On the Chances of Migrant Voices Making It Through: Records of Migration in Contemporary Irish Poetry
摘要
This paper discusses the relatively recent shift in perspective in Irish poetry from the experience of emigration to the experience of immigration. To do so, it places Vona Groarke’s Hereafter: The Telling Life of Ellen O’Hara (2022) in dialogue with a selection of contemporary poems written by five migrant women poets of colour: Chiamaka Enyi-Amadi, Nandi Jola, Nithy Kasa, Chandrika Narayanan-Mohan, and Nidhi Zak/Aria Eipe. The widespread discourse around migration in Ireland usually tends to conflate past experiences of emigration, such as the one narrated in Hereafter, with present experiences of immigration. One of the aims of this paper is to test the limits of this comparison against these examples of poetry written in Ireland in recent years which deal both with the themes of emigration and immigration.

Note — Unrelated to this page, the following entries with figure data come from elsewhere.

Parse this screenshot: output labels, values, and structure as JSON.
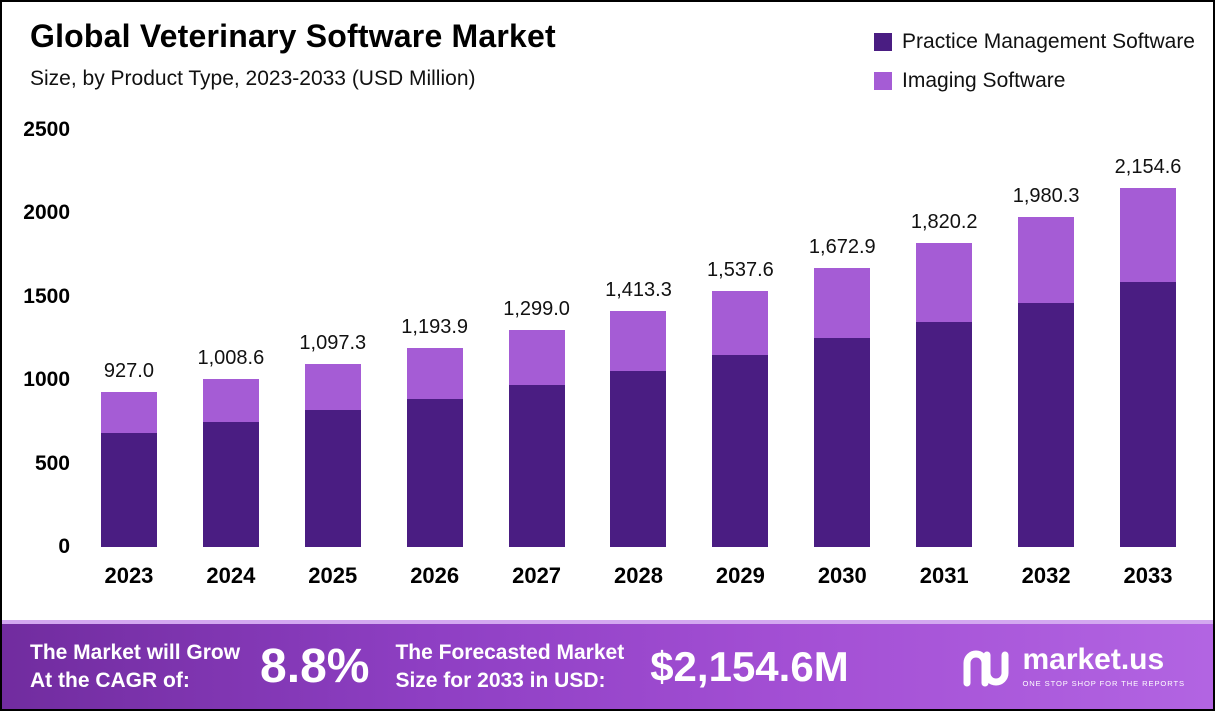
{
  "header": {
    "title": "Global Veterinary Software Market",
    "subtitle": "Size, by Product Type, 2023-2033 (USD Million)"
  },
  "legend": [
    {
      "label": "Practice Management Software",
      "color": "#4a1d82"
    },
    {
      "label": "Imaging Software",
      "color": "#a55cd5"
    }
  ],
  "chart_data": {
    "type": "bar",
    "stacked": true,
    "title": "Global Veterinary Software Market Size, by Product Type, 2023-2033 (USD Million)",
    "categories": [
      "2023",
      "2024",
      "2025",
      "2026",
      "2027",
      "2028",
      "2029",
      "2030",
      "2031",
      "2032",
      "2033"
    ],
    "series": [
      {
        "name": "Practice Management Software",
        "color": "#4a1d82",
        "values": [
          683,
          748,
          820,
          888,
          970,
          1053,
          1150,
          1252,
          1349,
          1463,
          1590
        ]
      },
      {
        "name": "Imaging Software",
        "color": "#a55cd5",
        "values": [
          244.0,
          260.6,
          277.3,
          305.9,
          329.0,
          360.3,
          387.6,
          420.9,
          471.2,
          517.3,
          564.6
        ]
      }
    ],
    "totals": [
      927.0,
      1008.6,
      1097.3,
      1193.9,
      1299.0,
      1413.3,
      1537.6,
      1672.9,
      1820.2,
      1980.3,
      2154.6
    ],
    "total_labels": [
      "927.0",
      "1,008.6",
      "1,097.3",
      "1,193.9",
      "1,299.0",
      "1,413.3",
      "1,537.6",
      "1,672.9",
      "1,820.2",
      "1,980.3",
      "2,154.6"
    ],
    "ylim": [
      0,
      2500
    ],
    "yticks": [
      2500,
      2000,
      1500,
      1000,
      500,
      0
    ],
    "grid": false,
    "legend_position": "top-right"
  },
  "footer": {
    "cagr_line1": "The Market will Grow",
    "cagr_line2": "At the CAGR of:",
    "cagr_value": "8.8%",
    "forecast_line1": "The Forecasted Market",
    "forecast_line2": "Size for 2033 in USD:",
    "forecast_value": "$2,154.6M",
    "brand": {
      "name": "market.us",
      "tagline": "ONE STOP SHOP FOR THE REPORTS"
    }
  }
}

Groarke’s Hereafter is a hybrid text piecing together the life of Ellen O’Hara, the poet’s great grandmother. This chapter shows how the unsettled emigration narrative in Hereafter can help refresh the link that is often made between the Irish experience of emigration and the inward migrations of today, and offers a reading of poems which present us with voices that deepen our understanding of migration through the ways in which they thematise “arrival” in our contemporary context.